Une expérimentation déjà encadrée jusqu’en 2025
Pour rappel, le recours à des systèmes de vidéosurveillance assistés par traitement algorithmique avait été autorisé en 2023 à titre expérimental, avec une échéance fixée au 31 mars 2025. Il s’agit d’une innovation mêlant intelligence artificielle et sécurité publique, encadrée juridiquement mais soulevant de vives tensions entre impératifs sécuritaires et respect des libertés fondamentales. Ce système de vidéosurveillance excluant formellement la reconnaissance faciale vise à détecter des comportements ou situations inhabituelles susceptibles de présenter un risque pour l’ordre public.

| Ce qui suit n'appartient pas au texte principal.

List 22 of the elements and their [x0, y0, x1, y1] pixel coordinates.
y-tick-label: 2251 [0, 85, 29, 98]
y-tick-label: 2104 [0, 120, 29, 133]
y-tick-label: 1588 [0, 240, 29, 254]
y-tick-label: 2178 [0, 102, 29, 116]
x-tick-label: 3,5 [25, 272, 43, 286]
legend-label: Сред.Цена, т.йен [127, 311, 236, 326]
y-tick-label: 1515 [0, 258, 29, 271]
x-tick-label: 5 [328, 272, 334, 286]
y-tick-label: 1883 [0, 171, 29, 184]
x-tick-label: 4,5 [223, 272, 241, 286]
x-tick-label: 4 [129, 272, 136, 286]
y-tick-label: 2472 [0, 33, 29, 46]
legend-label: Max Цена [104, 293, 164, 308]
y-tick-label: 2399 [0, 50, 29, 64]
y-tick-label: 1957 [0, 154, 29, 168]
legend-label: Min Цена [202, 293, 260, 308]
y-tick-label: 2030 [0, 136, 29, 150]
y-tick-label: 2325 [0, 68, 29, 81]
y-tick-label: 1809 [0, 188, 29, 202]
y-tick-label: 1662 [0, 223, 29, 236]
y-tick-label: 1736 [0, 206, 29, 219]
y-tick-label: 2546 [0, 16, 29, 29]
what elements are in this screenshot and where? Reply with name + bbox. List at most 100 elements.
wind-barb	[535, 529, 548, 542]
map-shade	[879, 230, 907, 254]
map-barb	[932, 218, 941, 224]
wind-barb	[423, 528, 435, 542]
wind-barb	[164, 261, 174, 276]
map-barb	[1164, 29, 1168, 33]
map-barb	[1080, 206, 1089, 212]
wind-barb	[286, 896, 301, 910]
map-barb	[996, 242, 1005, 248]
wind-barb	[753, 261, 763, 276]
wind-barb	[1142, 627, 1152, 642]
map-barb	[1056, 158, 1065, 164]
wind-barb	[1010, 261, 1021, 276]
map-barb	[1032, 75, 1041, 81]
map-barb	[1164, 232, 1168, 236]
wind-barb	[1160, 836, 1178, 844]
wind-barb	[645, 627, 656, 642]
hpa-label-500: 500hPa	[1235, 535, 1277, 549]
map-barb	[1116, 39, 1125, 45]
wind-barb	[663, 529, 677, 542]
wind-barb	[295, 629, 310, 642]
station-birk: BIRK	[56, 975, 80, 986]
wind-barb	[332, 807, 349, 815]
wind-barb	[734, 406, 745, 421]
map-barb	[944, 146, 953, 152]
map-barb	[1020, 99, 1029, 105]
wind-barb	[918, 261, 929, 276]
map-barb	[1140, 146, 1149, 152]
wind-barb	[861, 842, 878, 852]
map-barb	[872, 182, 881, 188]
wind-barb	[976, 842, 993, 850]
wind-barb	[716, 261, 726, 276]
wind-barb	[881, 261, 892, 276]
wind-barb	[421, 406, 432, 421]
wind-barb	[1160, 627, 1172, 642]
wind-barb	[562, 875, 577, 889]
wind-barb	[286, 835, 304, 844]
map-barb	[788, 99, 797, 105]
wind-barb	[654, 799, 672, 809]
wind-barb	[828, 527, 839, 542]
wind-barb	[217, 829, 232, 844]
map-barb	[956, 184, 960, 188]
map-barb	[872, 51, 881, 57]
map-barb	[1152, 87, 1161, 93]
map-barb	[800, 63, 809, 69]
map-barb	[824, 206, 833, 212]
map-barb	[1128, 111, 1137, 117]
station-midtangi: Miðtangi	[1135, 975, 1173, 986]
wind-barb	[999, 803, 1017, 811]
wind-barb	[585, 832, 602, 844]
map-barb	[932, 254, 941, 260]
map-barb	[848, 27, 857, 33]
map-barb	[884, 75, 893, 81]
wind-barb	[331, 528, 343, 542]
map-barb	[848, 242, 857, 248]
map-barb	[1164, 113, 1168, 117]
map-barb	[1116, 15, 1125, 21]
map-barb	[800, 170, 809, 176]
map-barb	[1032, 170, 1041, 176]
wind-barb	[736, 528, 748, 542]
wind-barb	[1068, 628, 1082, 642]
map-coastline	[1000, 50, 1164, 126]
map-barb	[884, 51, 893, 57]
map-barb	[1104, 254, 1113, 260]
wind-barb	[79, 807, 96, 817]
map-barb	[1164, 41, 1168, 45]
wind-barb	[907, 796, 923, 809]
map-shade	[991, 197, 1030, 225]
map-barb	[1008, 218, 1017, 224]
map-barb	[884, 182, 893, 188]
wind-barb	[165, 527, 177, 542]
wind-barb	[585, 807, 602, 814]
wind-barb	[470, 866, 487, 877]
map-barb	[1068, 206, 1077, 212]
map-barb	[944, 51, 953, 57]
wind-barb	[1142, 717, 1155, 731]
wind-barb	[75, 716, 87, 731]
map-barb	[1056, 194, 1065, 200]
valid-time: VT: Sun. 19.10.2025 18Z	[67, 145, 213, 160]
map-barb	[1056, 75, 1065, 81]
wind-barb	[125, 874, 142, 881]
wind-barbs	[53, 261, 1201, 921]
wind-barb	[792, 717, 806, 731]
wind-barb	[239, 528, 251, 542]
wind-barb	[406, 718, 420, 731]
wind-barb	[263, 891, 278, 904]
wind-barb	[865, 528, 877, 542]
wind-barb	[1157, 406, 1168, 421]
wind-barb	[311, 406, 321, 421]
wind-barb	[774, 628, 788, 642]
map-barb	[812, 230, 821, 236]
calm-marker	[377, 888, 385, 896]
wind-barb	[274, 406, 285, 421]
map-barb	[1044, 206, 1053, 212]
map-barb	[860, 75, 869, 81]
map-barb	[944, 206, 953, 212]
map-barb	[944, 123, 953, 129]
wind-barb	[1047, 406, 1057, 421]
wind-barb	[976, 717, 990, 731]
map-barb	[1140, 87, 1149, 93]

Un frein de la vidéosurveillance algorithmique en France par le Conseil constitutionnel
Le Conseil constitutionnel, par une décision du 24 avril 2025, a censuré une disposition législative visant à prolonger l’usage expérimental de la vidéosurveillance algorithmique dans les espaces publics jusqu’en 2027. Cette décision marque un tournant important dans le débat sur l’encadrement des technologies de surveillance en France.
La disposition annulée faisait partie d’un texte de loi sur la sécurité dans les transports, mais les Sages ont estimé qu’elle n’avait aucun lien direct avec le sujet principal de ce projet. Ce procédé, qualifié de cavalier législatif, est contraire à la Constitution française.
Un dispositif censuré pour vice de procédure
Le texte en question s’inscrivait dans le cadre de la loi relative au renforcement de la sécurité dans les transports. Toutefois, l’article relatif à la prolongation de la vidéosurveillance algorithmique a été invalidé au motif qu’il constituait un cavalier législatif. Autrement dit, il ne présentait pas de lien suffisamment direct avec l’objet principal de la loi, contrevenant ainsi à l’article 45 de la Constitution. Le Conseil constitutionnel confirme par cette décision la nécessité d’un respect scrupuleux du processus législatif, notamment en matière de libertés publiques.
Une vigilance accrue face aux innovations technologiques
La décision du Conseil constitutionnel ne remet pas en cause l’expérimentation actuelle, mais elle empêche sa prolongation par des moyens législatifs inappropriés. Elle rappelle surtout que le déploiement de technologies à fort potentiel intrusif dans l’espace public doit être encadré par une loi conforme aux exigences de clarté, de nécessité et de proportionnalité posées par le bloc de constitutionnalité.
Dans un contexte où l’intelligence artificielle transforme en profondeur les outils de sécurité publique, cette décision incite le législateur à faire preuve de rigueur dans l’élaboration de normes qui touchent aux libertés fondamentales.
Un débat loin d’être clos : Libertés publiques vs. Sécurité, un équilibre délicat
Ce coup d’arrêt ne signifie pas la fin de toute ambition en matière de vidéosurveillance augmentée en France. Mais il impose une exigence claire : toute expérimentation future devra être mieux encadrée, plus transparente, et strictement ciblée. Le gouvernement et les collectivités locales sont désormais confrontés à un défi de taille : concilier innovation et respect des droits fondamentaux, dans un climat où la demande de sécurité n’a jamais été aussi forte.
La France entre ainsi dans une phase de réflexion plus profonde sur la place que doivent occuper l’intelligence artificielle et les outils de surveillance dans une société démocratique. Un débat essentiel, à l’heure où les technologies de contrôle deviennent de plus en plus puissantes, et où leur régulation devient une nécessité impérieuse.